Дейд участвовал во всех этих разговорах. И когда он говорил или слушал, как кто-то облегчает душу, его мысли возвращались к тому, что когда-то давно сказала Маргарет: «Ты сделаешь доброе дело, разделив чье-то горе или страх». Она была абсолютно права. У него возникало чувство единения с этими людьми и со своими бывшими солдатами. Дейду было приятно сознавать, что он не одинок в своих печалях и страхах, когда память возвращала его к тому ужасному моменту, и он вновь решал, все ли он сделал, что мог, в той ситуации.

Дейд постепенно менялся: сначала он просто говорил и слушал, потом однажды утром он проснулся не от того, что ему приснился кошмар. Потом настал день, когда он велел Джимблу убрать старую военную форму, и, наконец, он сел за письменный стол и написал письма семьям погибших солдат своего полка. Ему захотелось навестить старых боевых друзей, с которыми он потерял связь. Он стал принимать редкие приглашения на балы и вечера. Но, несмотря на всю свою деятельность и успех в карьере, Ивлина Дейда мучило глубокое, жгучее одиночество. Он тосковал по добропорядочной компании Уоллиса, тосковал по грубоватому напору Крейтона Соамса. Тосковал по утренним прогулкам в парке Сент-Джеймс, когда две гончие трепали Героя за хвост. Но больше всего он тосковал по Жемчужине. И не важно, сколько балов он посетил и какие миловидные женщины собирались вокруг него благодаря стараниям леди Джерси, которая навязывала его как самую замечательную партию, Дейда не покидало чувство, что с отъездом Жемчужины ушло что-то жизненно важное, без чего счастье невозможно.
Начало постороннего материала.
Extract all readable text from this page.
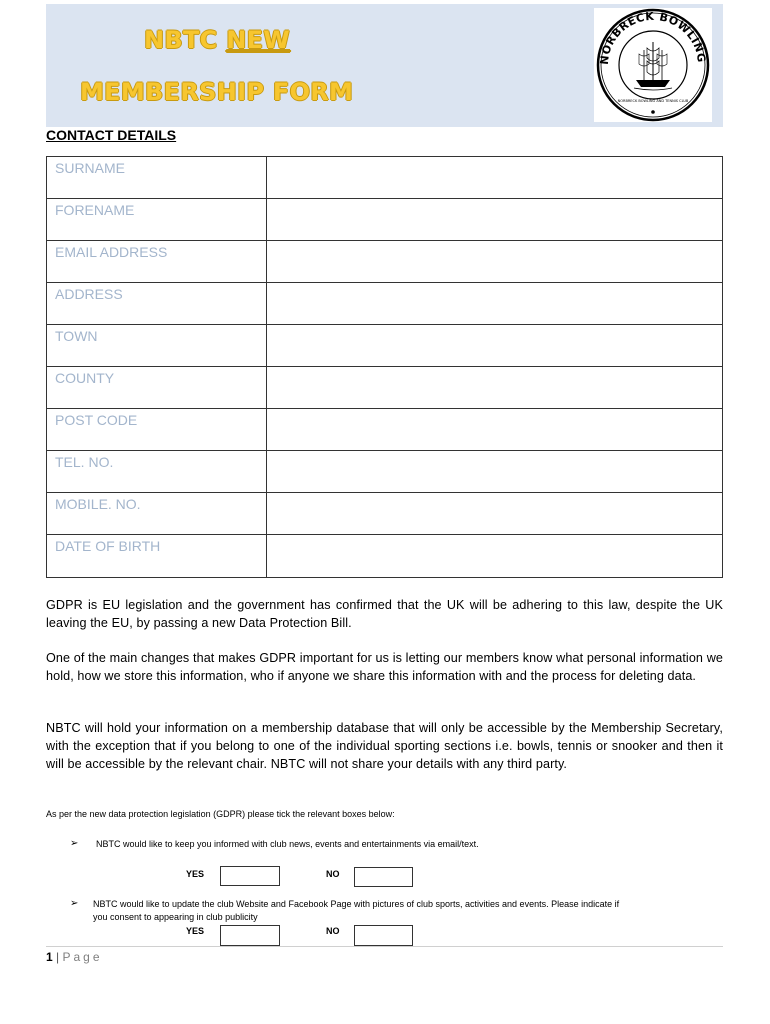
NBTC NEW
MEMBERSHIP FORM
NORBRECK BOWLING
NORBRECK BOWLING AND TENNIS CLUB
CONTACT DETAILS
SURNAME
FORENAME
EMAIL ADDRESS
ADDRESS
TOWN
COUNTY
POST CODE
TEL. NO.
MOBILE. NO.
DATE OF BIRTH
GDPR is EU legislation and the government has confirmed that the UK will be adhering to this law, despite the UK leaving the EU, by passing a new Data Protection Bill.
One of the main changes that makes GDPR important for us is letting our members know what personal information we hold, how we store this information, who if anyone we share this information with and the process for deleting data.
NBTC will hold your information on a membership database that will only be accessible by the Membership Secretary, with the exception that if you belong to one of the individual sporting sections i.e. bowls, tennis or snooker and then it will be accessible by the relevant chair. NBTC will not share your details with any third party.
As per the new data protection legislation (GDPR) please tick the relevant boxes below:
➢ NBTC would like to keep you informed with club news, events and entertainments via email/text.
YES	NO
➢ NBTC would like to update the club Website and Facebook Page with pictures of club sports, activities and events. Please indicate if
you consent to appearing in club publicity
YES	NO
1 | Page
Потом настал день, когда Дейд решил, что пора заняться делами наследства и имуществом брата. Он отправился в загородный дом, который всегда был связан в его памяти с Гевином. Он разговаривал с управляющим и адвокатами, пока у него голова не пошла кругом. За это время Дейд по-новому взглянул на то, чем занимался брат, пока сам он искал смерти на поле боя.